There’s considerable evidence that the majority of Super Bowl advertising — indeed advertising in general — doesn’t do much for the involved companies and brands. Yet Super Bowl ads have become a form of entertainment.
We anticipate them, discuss them, critique and rate them and watch them on YouTube, Hulu and elsewhere repeatedly. But do they matter? Certainly they matter to NBC, which rakes in huge revenues from each $4.5 million spot. Yet by the end of this week my guess is that the majority of yesterday’s Super Bowl ads will be a dim memory — if they’re remembered at all.
Many people will remember a few of the ads but may not remember the products or companies they promoted. According to digital marketing firm Prime Visibility, 65% of people surveyed thought the commercials were disappointing compared with “35% who thought they were satisfactory or above average.”
While most of the ads will have no impact on long-term brand perception or consumer purchase behavior, some of the ads will have provide a lift or have some measurable impact. Edmunds and Cars.com for example are reporting that the ads did translate into searches on their sites for more information on specific vehicles shown in some of the ads (e.g., Mercedes and Fiat).
Here’s YouTube’s top ten ads from yesterday in terms of views:
- Budweiser: 2015 Budweiser Super Bowl Commercial “Lost Dog”
- Bud Light: Bud Light Super Bowl 2015 Commercial – Real Life PacMan
- T-Mobile: #KimsDataStash (elsewhere rated as one of the worst ads)
- BMW: BMW i3 – “Newfangled Idea”
- Snickers: SNICKERS – “The Brady Bunch”
- Clash of Clans: Revenge
- Mercedes-Benz: Mercedes-Benz “Fable”
- NOMORE.org (domestic violence)
- Hyundai: Welcome to the New Age
- Toyota: How Great I Am (Camry)
Social media and brand monitoring tool NetBase said the following ads were the “most buzzed about”:
- Clash of Clans
- Budweiser, “Lost Dog”
- Always, “Like a Girl”
- Fiat, “Blue Pill”
- Microsoft, “Braylon”
- Doritos, “Middle Seat”
- Dodge, “Wisdom”
- Toyota, “My Bold Dad”
- Coca-Cola, “Make It Happy”
- Nissan, “With Dad”
- Doritos, “When Pigs Fly”
There’s considerable disagreement about quality, impact and popularity in the lists above and the scores of other rankings, lists and “buzz metrics” floating around and being pitched today.
Stepping back, Budweiser has some of the best-liked ads of all time and in yesterday’s ad bowl. Three of the top five most shared Super Bowl ads of all time are from Budweiser. Yet the company has seen its actual market share slide consistently for the past decade.
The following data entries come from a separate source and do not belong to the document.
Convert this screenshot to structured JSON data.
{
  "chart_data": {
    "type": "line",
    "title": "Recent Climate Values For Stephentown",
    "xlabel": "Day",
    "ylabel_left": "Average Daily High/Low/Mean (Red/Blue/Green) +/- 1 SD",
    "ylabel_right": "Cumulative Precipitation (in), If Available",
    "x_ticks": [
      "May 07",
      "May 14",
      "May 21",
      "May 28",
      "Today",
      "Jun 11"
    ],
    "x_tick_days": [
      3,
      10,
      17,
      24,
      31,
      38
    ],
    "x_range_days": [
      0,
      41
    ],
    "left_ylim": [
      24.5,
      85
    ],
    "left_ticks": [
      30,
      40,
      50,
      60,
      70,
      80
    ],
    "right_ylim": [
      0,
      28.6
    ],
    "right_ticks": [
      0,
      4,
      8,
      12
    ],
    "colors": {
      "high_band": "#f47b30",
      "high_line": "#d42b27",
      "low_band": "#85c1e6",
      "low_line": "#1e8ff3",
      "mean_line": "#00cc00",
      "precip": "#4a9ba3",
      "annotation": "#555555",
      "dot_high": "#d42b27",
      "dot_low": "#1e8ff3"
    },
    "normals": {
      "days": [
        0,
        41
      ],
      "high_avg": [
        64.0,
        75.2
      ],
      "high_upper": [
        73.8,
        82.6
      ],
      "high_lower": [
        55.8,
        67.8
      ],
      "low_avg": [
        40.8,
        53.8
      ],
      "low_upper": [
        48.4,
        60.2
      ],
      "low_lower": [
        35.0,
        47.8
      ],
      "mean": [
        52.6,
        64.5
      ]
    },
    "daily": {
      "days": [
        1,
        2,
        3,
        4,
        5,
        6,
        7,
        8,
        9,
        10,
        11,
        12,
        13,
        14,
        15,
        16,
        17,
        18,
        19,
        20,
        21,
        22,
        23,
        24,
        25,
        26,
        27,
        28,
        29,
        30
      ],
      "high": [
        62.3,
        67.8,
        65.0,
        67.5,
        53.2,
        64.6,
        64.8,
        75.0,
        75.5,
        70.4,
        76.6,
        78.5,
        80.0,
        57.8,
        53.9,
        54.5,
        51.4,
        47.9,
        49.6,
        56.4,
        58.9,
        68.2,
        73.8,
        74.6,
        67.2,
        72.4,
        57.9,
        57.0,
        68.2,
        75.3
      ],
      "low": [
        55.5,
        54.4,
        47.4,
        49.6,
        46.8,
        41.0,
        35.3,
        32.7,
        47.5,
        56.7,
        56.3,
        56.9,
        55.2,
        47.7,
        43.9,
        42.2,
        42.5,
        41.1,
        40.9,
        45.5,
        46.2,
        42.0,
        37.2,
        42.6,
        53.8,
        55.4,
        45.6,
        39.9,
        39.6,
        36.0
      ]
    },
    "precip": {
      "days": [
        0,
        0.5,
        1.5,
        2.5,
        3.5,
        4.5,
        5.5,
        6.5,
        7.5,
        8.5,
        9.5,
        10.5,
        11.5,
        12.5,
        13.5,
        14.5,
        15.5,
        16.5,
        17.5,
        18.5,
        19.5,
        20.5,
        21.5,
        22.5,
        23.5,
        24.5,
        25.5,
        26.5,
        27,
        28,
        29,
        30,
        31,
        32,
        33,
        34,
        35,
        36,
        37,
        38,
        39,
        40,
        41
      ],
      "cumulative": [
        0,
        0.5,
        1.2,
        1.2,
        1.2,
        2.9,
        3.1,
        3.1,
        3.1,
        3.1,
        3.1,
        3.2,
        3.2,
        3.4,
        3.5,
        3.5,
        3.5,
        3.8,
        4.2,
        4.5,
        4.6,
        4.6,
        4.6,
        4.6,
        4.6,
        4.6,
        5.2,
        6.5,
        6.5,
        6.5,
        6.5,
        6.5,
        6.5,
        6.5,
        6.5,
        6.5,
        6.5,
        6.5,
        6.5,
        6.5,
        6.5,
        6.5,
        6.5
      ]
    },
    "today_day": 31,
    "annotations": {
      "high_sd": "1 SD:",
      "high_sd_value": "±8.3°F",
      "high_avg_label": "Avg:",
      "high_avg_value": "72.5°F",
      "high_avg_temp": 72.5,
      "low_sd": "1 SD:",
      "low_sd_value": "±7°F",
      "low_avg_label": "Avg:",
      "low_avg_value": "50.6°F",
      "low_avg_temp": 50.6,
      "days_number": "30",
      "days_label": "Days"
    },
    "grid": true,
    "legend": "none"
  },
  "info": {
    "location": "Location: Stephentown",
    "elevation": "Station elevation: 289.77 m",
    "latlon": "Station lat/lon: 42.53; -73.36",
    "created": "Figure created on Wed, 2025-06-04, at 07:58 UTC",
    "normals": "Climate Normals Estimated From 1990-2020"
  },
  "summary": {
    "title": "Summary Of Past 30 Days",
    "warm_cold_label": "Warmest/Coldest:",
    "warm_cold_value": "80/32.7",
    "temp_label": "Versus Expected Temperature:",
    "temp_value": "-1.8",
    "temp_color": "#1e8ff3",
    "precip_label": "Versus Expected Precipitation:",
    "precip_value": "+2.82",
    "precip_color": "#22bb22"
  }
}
The massive marketing spending that Budweiser is doing is: a) either having no impact or b) mitigating the slide at the margins but otherwise ineffective.
I think the movie trailers and, as mentioned, some of the car-related ads (i.e., Fiat) did relatively well for themselves because they brought pure awareness to new products. Some of the ads may have reinforced a brand’s image (e.g., Coke as a “feel good” company; Doritos as an irreverent brand) or helped support a brand image change (e.g., Microsoft as a brand of the people; GoDaddy as a partner to SMBs).
The Nationwide “dead kid” ad was partly “successful” in that it created awareness for the company but it was horribly depressing. Now many people who didn’t know Nationwide Insurance are aware of the company but the association may be very negative and thus may keep people from investigating the company’s coverage plans and options.
Then there’s McDonald’s: its Pay with Lovin’ ad was very successful as a way to introduce a novel promotion. Video analytics firm Ace Metrix said, “The ad achieved an Ace Score of 706, one of the highest Super Bowl Ace Scores of all time and 21 percent above the category norm for Quick Service Restaurants.”
But it won’t help solve any of the company’s long-term “structural” or image problems. It may bring a few more people in during the next two weeks to see if the company will actually live up to the promotion in the ad but the ad’s impact will fizzle quickly if it hasn’t already.
Ultimately I would argue that while we’re all obsessing on social media stats and search query volumes, most of these ads were a waste of money from a brand and advertiser perspective. Disagree?
Which ads do you think “worked” and why? Which ones do you think will bring any “lift” to their brands?